Снетков приказал выгрести бумаги из камина. Солдаты бросились штыками выковыривать горящие бумаги. К счастью, половина их уцелела. Снетков строго следил, чтобы ни один документ не пропал. Не уничтоженные Диктатором бумаги складывали в один большой саквояж.
Неожиданно появился серебряный шар. Ярко вспыхнув, он стал вращаться. Солдаты и поручик застыли в оцепенении.
– Свят! Свят! Свят!
– Чур, только не меня!
– Святая Богородица, защити!
– Спаси и сохрани!
– Иисусе, что это?
Но шар так же быстро исчез, как и появился. Может, его и не было вовсе, может, всем показалось.
– Что это было? – ни к кому не обращаясь, спросил Снетков. Солдаты стали наперебой гадать:
– Чертовщина какая-то.
– Молния что ли?
– Чудо какое-то.
– Без штофа не разберешь.
Снетков размышлял о природе увиденного зрелища и недоумевал: разве бывает зимой шаровая молния? Обычно она появляется летом после грозы, вслед за ударом линейной молнии. А тут посреди декабря самое что ни на есть настоящее искровое шаровидное тело? Что это? Непонятно.
* * *
И вот Голевский снова в столице. Все тот же знакомый дом с мезонином. Голевский отлеживается на диване с перевязанной рукой. Рана еще не зажила. Даша сидит у изголовья больного. Игнат подбрасывает поленья в камин. Огонь разгорается, становится теплее. Бессменный и самый преданный слуга Голевского прибыл недавно из Сибири с вещами хозяина. Привез и фрегат. Журавлев доделал эту игрушку и не захотел оставлять себе, отдал Игнату. С ним передал и свое письмо. В нем полковник желал товарищу всего наилучшего и просил принять в подарок завершенный макет корабля.

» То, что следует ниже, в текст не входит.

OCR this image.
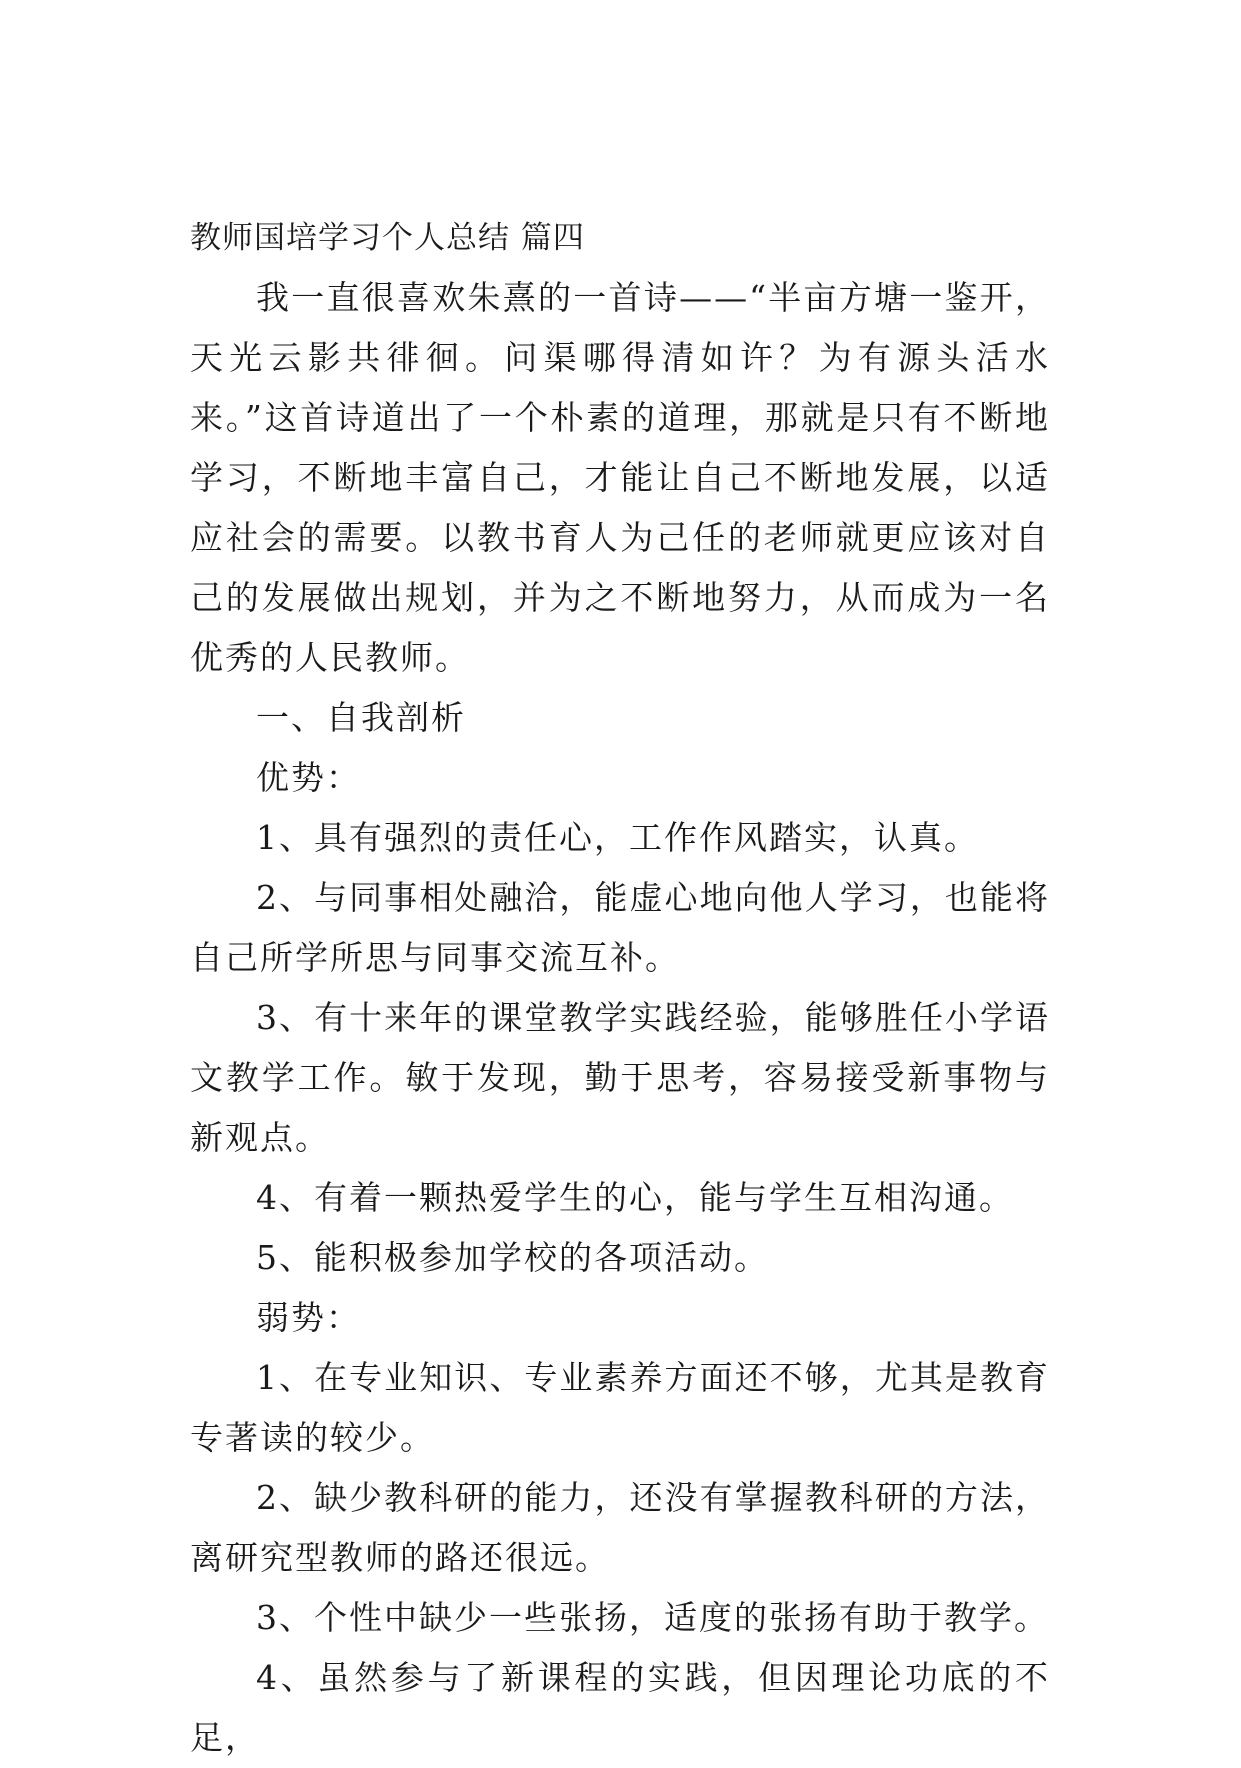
教师国培学习个人总结 篇四

我一直很喜欢朱熹的一首诗——“半亩方塘一鉴开，天光云影共徘徊。问渠哪得清如许？为有源头活水来。”这首诗道出了一个朴素的道理，那就是只有不断地学习，不断地丰富自己，才能让自己不断地发展，以适应社会的需要。以教书育人为己任的老师就更应该对自己的发展做出规划，并为之不断地努力，从而成为一名优秀的人民教师。

一、自我剖析

优势：

1、具有强烈的责任心，工作作风踏实，认真。

2、与同事相处融洽，能虚心地向他人学习，也能将自己所学所思与同事交流互补。

3、有十来年的课堂教学实践经验，能够胜任小学语文教学工作。敏于发现，勤于思考，容易接受新事物与新观点。

4、有着一颗热爱学生的心，能与学生互相沟通。

5、能积极参加学校的各项活动。

弱势：

1、在专业知识、专业素养方面还不够，尤其是教育专著读的较少。

2、缺少教科研的能力，还没有掌握教科研的方法，离研究型教师的路还很远。

3、个性中缺少一些张扬，适度的张扬有助于教学。

4、虽然参与了新课程的实践，但因理论功底的不足，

Княжна приехала проведать суженого и хлопочет над ним как может.
– Попейте этой микстуры, Александр Дмитриевич, – уговаривает она Голевского.

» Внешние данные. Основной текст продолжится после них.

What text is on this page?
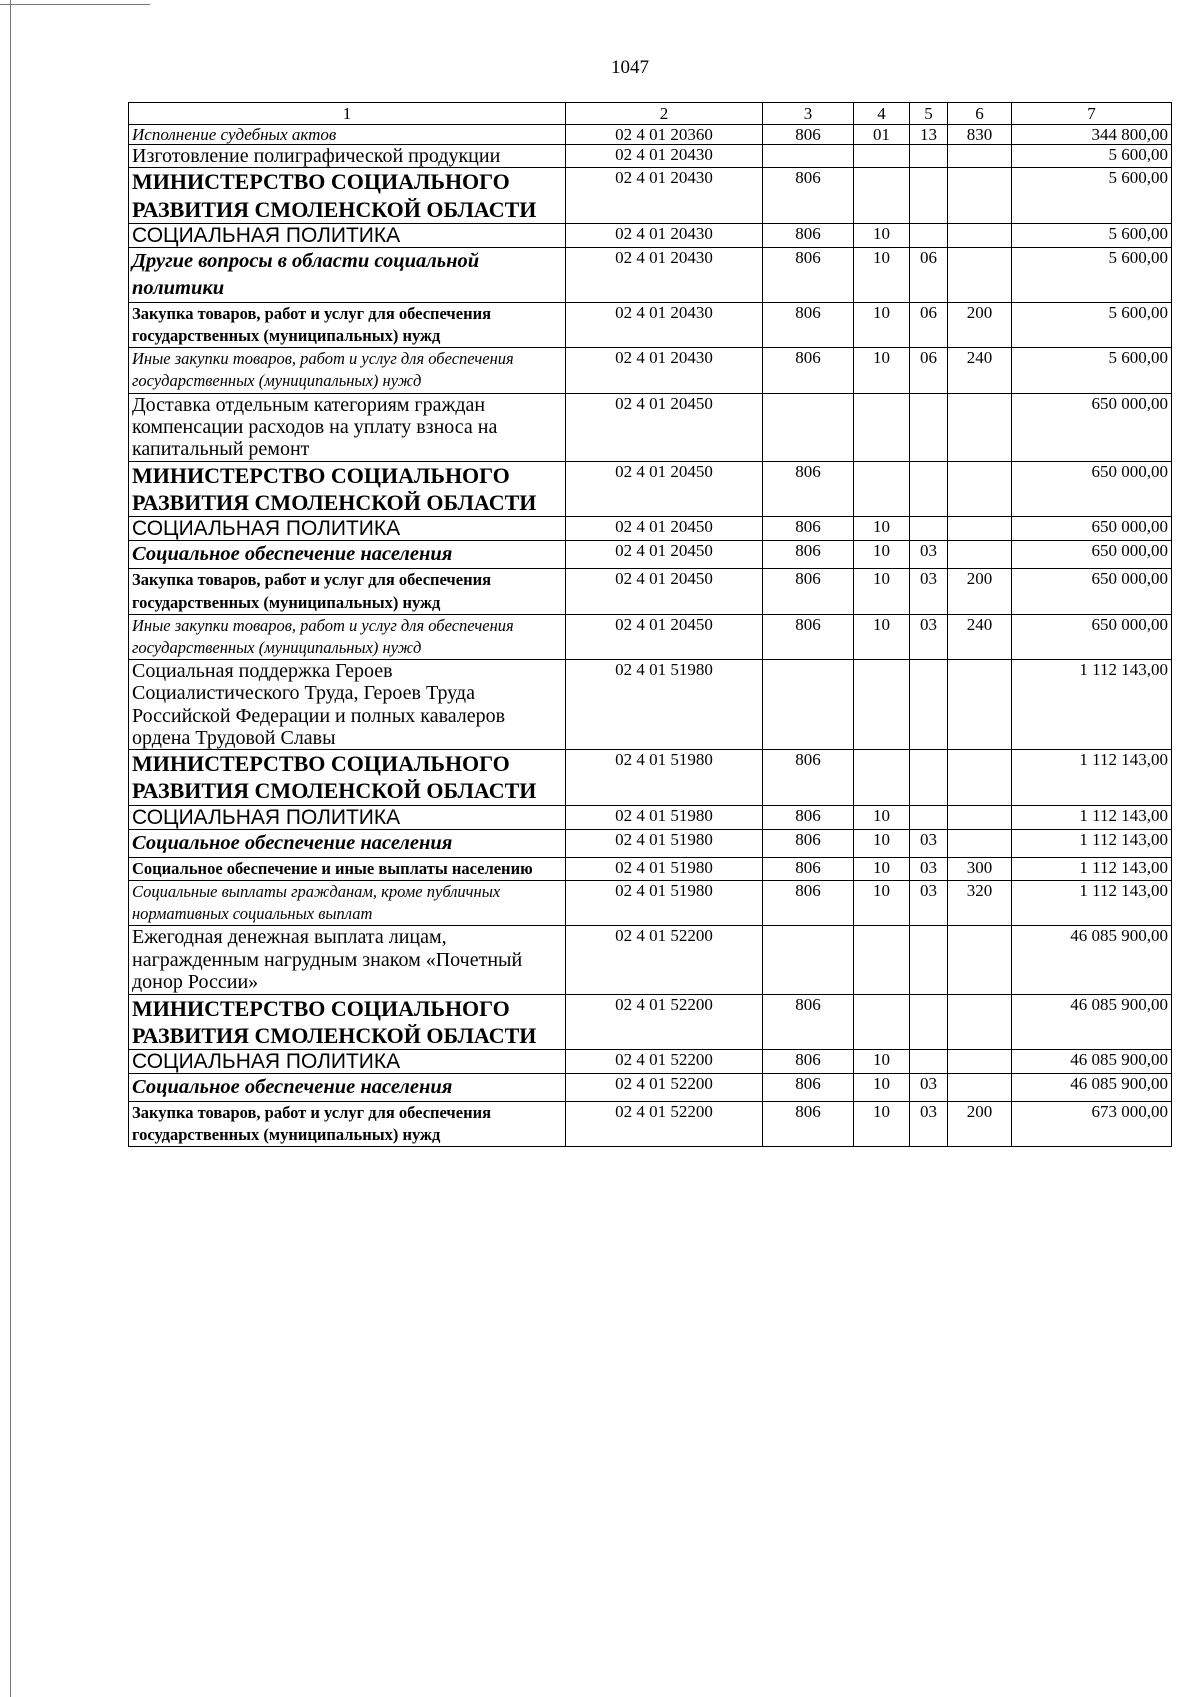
1047
1	2	3	4	5	6	7
Исполнение судебных актов	02 4 01 20360	806	01	13	830	344 800,00
Изготовление полиграфической продукции	02 4 01 20430					5 600,00
МИНИСТЕРСТВО СОЦИАЛЬНОГО РАЗВИТИЯ СМОЛЕНСКОЙ ОБЛАСТИ	02 4 01 20430	806				5 600,00
СОЦИАЛЬНАЯ ПОЛИТИКА	02 4 01 20430	806	10			5 600,00
Другие вопросы в области социальной политики	02 4 01 20430	806	10	06		5 600,00
Закупка товаров, работ и услуг для обеспечения государственных (муниципальных) нужд	02 4 01 20430	806	10	06	200	5 600,00
Иные закупки товаров, работ и услуг для обеспечения государственных (муниципальных) нужд	02 4 01 20430	806	10	06	240	5 600,00
Доставка отдельным категориям граждан компенсации расходов на уплату взноса на капитальный ремонт	02 4 01 20450					650 000,00
МИНИСТЕРСТВО СОЦИАЛЬНОГО РАЗВИТИЯ СМОЛЕНСКОЙ ОБЛАСТИ	02 4 01 20450	806				650 000,00
СОЦИАЛЬНАЯ ПОЛИТИКА	02 4 01 20450	806	10			650 000,00
Социальное обеспечение населения	02 4 01 20450	806	10	03		650 000,00
Закупка товаров, работ и услуг для обеспечения государственных (муниципальных) нужд	02 4 01 20450	806	10	03	200	650 000,00
Иные закупки товаров, работ и услуг для обеспечения государственных (муниципальных) нужд	02 4 01 20450	806	10	03	240	650 000,00
Социальная поддержка Героев Социалистического Труда, Героев Труда Российской Федерации и полных кавалеров ордена Трудовой Славы	02 4 01 51980					1 112 143,00
МИНИСТЕРСТВО СОЦИАЛЬНОГО РАЗВИТИЯ СМОЛЕНСКОЙ ОБЛАСТИ	02 4 01 51980	806				1 112 143,00
СОЦИАЛЬНАЯ ПОЛИТИКА	02 4 01 51980	806	10			1 112 143,00
Социальное обеспечение населения	02 4 01 51980	806	10	03		1 112 143,00
Социальное обеспечение и иные выплаты населению	02 4 01 51980	806	10	03	300	1 112 143,00
Социальные выплаты гражданам, кроме публичных нормативных социальных выплат	02 4 01 51980	806	10	03	320	1 112 143,00
Ежегодная денежная выплата лицам, награжденным нагрудным знаком «Почетный донор России»	02 4 01 52200					46 085 900,00
МИНИСТЕРСТВО СОЦИАЛЬНОГО РАЗВИТИЯ СМОЛЕНСКОЙ ОБЛАСТИ	02 4 01 52200	806				46 085 900,00
СОЦИАЛЬНАЯ ПОЛИТИКА	02 4 01 52200	806	10			46 085 900,00
Социальное обеспечение населения	02 4 01 52200	806	10	03		46 085 900,00
Закупка товаров, работ и услуг для обеспечения государственных (муниципальных) нужд	02 4 01 52200	806	10	03	200	673 000,00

– Не хочу. Надоели эти лекарства, – морщится капитан. – Ах, милая Даша, лучшее лекарство от моих недугов – это ты. Кстати, завтра приезжает тетушка с целым обозом продуктов, она тоже замучает меня своими пилюлями и порошками, а также чрезмерной и ненасытной заботой.

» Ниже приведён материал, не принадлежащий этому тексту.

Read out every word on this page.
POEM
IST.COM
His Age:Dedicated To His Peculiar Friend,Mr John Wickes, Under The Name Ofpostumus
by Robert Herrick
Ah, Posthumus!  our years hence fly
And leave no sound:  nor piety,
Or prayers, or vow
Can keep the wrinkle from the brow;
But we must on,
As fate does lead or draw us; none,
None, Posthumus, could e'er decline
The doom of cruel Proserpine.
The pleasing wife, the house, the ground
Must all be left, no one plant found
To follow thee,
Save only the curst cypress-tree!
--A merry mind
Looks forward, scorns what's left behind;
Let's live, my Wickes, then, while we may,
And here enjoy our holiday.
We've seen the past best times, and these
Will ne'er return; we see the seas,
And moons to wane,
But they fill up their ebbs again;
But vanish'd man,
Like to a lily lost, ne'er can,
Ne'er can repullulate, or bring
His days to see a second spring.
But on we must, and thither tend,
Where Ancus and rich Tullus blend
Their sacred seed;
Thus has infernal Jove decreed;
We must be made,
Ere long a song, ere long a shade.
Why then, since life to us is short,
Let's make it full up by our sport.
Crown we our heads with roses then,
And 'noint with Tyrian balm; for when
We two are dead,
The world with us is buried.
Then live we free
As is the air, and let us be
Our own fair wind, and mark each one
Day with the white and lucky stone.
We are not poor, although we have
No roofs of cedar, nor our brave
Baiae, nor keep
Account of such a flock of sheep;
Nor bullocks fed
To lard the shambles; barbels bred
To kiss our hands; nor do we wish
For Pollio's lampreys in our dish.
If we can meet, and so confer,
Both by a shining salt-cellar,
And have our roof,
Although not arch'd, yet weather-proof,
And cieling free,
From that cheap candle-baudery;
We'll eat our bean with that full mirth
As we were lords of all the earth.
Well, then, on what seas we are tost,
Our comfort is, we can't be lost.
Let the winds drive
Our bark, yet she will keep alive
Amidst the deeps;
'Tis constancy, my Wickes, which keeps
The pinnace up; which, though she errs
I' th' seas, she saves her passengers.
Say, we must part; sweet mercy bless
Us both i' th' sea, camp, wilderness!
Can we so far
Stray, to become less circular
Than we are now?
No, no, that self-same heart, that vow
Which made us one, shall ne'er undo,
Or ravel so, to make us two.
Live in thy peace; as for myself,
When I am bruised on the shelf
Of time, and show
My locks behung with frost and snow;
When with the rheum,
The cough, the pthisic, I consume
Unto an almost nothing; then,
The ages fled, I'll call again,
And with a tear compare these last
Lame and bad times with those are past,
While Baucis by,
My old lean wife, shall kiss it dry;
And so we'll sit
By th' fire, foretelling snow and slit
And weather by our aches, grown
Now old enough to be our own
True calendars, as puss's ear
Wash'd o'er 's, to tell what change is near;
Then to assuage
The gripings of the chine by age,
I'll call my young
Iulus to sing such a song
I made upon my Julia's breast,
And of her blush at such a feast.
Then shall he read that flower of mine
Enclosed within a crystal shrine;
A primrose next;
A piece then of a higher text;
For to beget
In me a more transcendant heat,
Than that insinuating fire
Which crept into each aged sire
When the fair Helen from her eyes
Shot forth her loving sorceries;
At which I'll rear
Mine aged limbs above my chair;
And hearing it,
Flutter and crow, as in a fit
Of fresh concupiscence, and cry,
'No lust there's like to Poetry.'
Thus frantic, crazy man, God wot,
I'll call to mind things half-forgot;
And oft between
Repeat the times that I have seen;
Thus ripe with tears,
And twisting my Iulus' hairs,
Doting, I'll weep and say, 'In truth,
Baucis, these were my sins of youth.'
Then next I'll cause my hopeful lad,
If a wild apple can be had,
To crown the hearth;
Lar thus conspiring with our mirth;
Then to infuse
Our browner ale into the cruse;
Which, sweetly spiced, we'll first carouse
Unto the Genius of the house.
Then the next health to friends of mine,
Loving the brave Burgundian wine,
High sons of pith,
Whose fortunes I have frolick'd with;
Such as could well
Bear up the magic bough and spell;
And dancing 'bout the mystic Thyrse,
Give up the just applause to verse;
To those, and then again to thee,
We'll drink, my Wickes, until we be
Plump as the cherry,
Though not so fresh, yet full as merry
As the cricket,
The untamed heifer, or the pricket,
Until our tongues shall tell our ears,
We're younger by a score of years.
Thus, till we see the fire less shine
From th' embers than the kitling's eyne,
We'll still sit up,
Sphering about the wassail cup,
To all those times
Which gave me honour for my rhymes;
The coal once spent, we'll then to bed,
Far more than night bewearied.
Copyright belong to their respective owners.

– Вы несправедливы к ней, Александр. Она вас любит как сына и даже больше.
– Это точно. Я ей как сын. Игнат, оставь нас наедине!
– Слушаюсь, барин.
Голевский взял Дашину руку и прижал к щеке. Даша ласково погладила его по волосам. Он поцеловал ее руку, затем губы. У Голевского разом захватило дух! Ух-х-х!.. Словно он с крутой горки на санках мчался! Летел, как в пропасть! Дух замирал, стыла кровь, нервы и ощущения были обострены до предела. Казалось, он забыл все на свете, кроме этих знойных и долгих поцелуев… Все его естество растворилось в них. Влюбленные долго целовались и обнимались. Наконец оторвались друг от друга. Глаза их сияли блаженством и любовью.